Promising Practice: Address bias in hiring

Research has shown that White teaching candidates are hired much more often than candidates of color with the same qualifications. There is also a misconception that prioritizing diversity in the hiring process somehow equates to lowering the standards of hiring quality teachers. If the current teaching staff lacks diversity, hiring committees that make “social fit” a significant factor in decision making further reduce the likelihood that candidates of color will be chosen to advance in the educator pipeline.

Research/Evidence Shows: Recommended Actions:

Candidates of color are less likely to be overlooked in the hiring process if hiring committees are proactive in examining their own potential for racial bias.

  • Provide implicit bias and diversity training, particularly for staff who serve on hiring committees.
  • Include interview questions that relate to a candidates’ cultural competence.
  • Require hiring committees to provide written explanations for why they are or are not recommending each candidate for hire in an effort to uncover implicit bias.

CSDE Portal: Diversifying the Educator Workforce

D’Amico et al., Where are All the Black Teachers? Discrimination in the Teacher Labor Market

Unrealized Impact: The Case for Diversity, Equity and Inclusion

The Teacher Pipeline: Recruiting and Hiring Practices that Worsen the Teacher Shortage

Written in Black & White: Exploring Confirmation Bias in Racialized Perceptions of Writing Skills

Meta-analysis of Field Experiments Shows No Change in Racial Discrimination in Hiring Over Time

Harvard University's Implicit Association Test (free online self-assessment)

White Privilege: Unpacking the Invisible Knapsack (Peggy McIntosh)

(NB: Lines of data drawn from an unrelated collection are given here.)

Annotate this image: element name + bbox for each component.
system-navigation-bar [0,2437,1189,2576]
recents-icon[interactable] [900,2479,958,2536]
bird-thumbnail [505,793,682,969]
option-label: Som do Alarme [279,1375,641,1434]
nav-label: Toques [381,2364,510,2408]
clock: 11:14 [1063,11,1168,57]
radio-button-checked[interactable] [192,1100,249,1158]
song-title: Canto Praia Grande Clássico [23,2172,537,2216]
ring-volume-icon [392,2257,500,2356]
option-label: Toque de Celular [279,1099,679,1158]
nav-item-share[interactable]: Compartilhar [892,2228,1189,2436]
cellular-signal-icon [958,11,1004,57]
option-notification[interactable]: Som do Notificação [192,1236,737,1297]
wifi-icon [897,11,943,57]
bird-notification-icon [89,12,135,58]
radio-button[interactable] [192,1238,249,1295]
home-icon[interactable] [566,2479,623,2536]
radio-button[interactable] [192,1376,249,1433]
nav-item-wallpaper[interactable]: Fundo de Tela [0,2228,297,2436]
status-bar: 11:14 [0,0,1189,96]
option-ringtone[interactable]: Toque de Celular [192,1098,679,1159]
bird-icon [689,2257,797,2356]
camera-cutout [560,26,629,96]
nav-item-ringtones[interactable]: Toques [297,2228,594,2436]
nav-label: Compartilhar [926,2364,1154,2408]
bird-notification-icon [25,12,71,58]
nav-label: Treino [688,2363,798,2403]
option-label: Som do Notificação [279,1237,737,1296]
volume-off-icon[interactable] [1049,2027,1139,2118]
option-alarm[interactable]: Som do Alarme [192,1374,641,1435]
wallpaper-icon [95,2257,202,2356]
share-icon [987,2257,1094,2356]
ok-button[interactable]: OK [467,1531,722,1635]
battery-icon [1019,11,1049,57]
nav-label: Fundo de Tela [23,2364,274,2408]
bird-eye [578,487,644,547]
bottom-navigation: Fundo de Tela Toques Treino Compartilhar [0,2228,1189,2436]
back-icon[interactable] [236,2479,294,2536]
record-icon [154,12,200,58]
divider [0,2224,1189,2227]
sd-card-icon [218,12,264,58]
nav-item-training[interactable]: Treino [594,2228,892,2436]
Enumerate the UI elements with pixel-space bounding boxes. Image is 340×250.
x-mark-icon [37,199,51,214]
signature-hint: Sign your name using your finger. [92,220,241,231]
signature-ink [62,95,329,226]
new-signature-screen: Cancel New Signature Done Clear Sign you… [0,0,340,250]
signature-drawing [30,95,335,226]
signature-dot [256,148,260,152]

Promising Practice: Personal Educator Journeys

Elevating and understanding the voices, unique opportunities and challenges teachers of color face can assist districts in advocating for the best interests of students and teachers. Personal educator stories that describe the district, school, and position in terms of the added value each provides is one strategy for attracting teachers of color. Storytelling can help illustrate the positive impact that the ideal teacher candidate will have on the students with whom he or she will work.

Research/Evidence Shows: Recommended Actions:

Educators of color often cite moral and values-based reasons for wanting to teach. Testimonials indicate an interest in a teaching career as an opportunity to not only serve their communities but to act as change agents.

  • Highlight testimonials/experiences of current teachers in marketing materials.
  • Clearly articulate the mission and vision of the district/school with an emphasis on diversifying the educator workforce.
  • Utilize social media platforms to reach a wider audience.


Through Our Eyes: Perspectives and Reflections from Black Teachers


Spotlight: TEACH Connecticut (CT)
Description The TEACH Connecticut campaign is led by the Connecticut State Department of Education and aims to provide tools and services that raise the image of the teaching profession, reduce the number of vacancies in certification shortage areas, and improve the quality and the diversity of new teacher supply.
Scope of Reach TEACH Connecticut
Timeframe 2018 - present
Budget / Sources of funds Funded by Microsoft in partnership with Teach.org and the Buck Foundation. The CT State Department of Education maintains a management position and supports the work of the TEACH team.
Actor(s) Implementing Collaboration between the CSDE and TEACH.org
Results The website aims to:
  • Promote the teaching profession by highlighting the work of current teachers
  • Explicitly showcase the need for a more diverse educator workforce
  • Provide information about multiple pathways to becoming a teacher

As of March 2019, TEACH Connecticut has partnered with 15 educator preparation programs and 66 school districts. Most partners have descriptive profiles on the site for users to gain a deeper understanding of pathways to certification and the variety of educational communities available for teachers to serve Connecticut's students.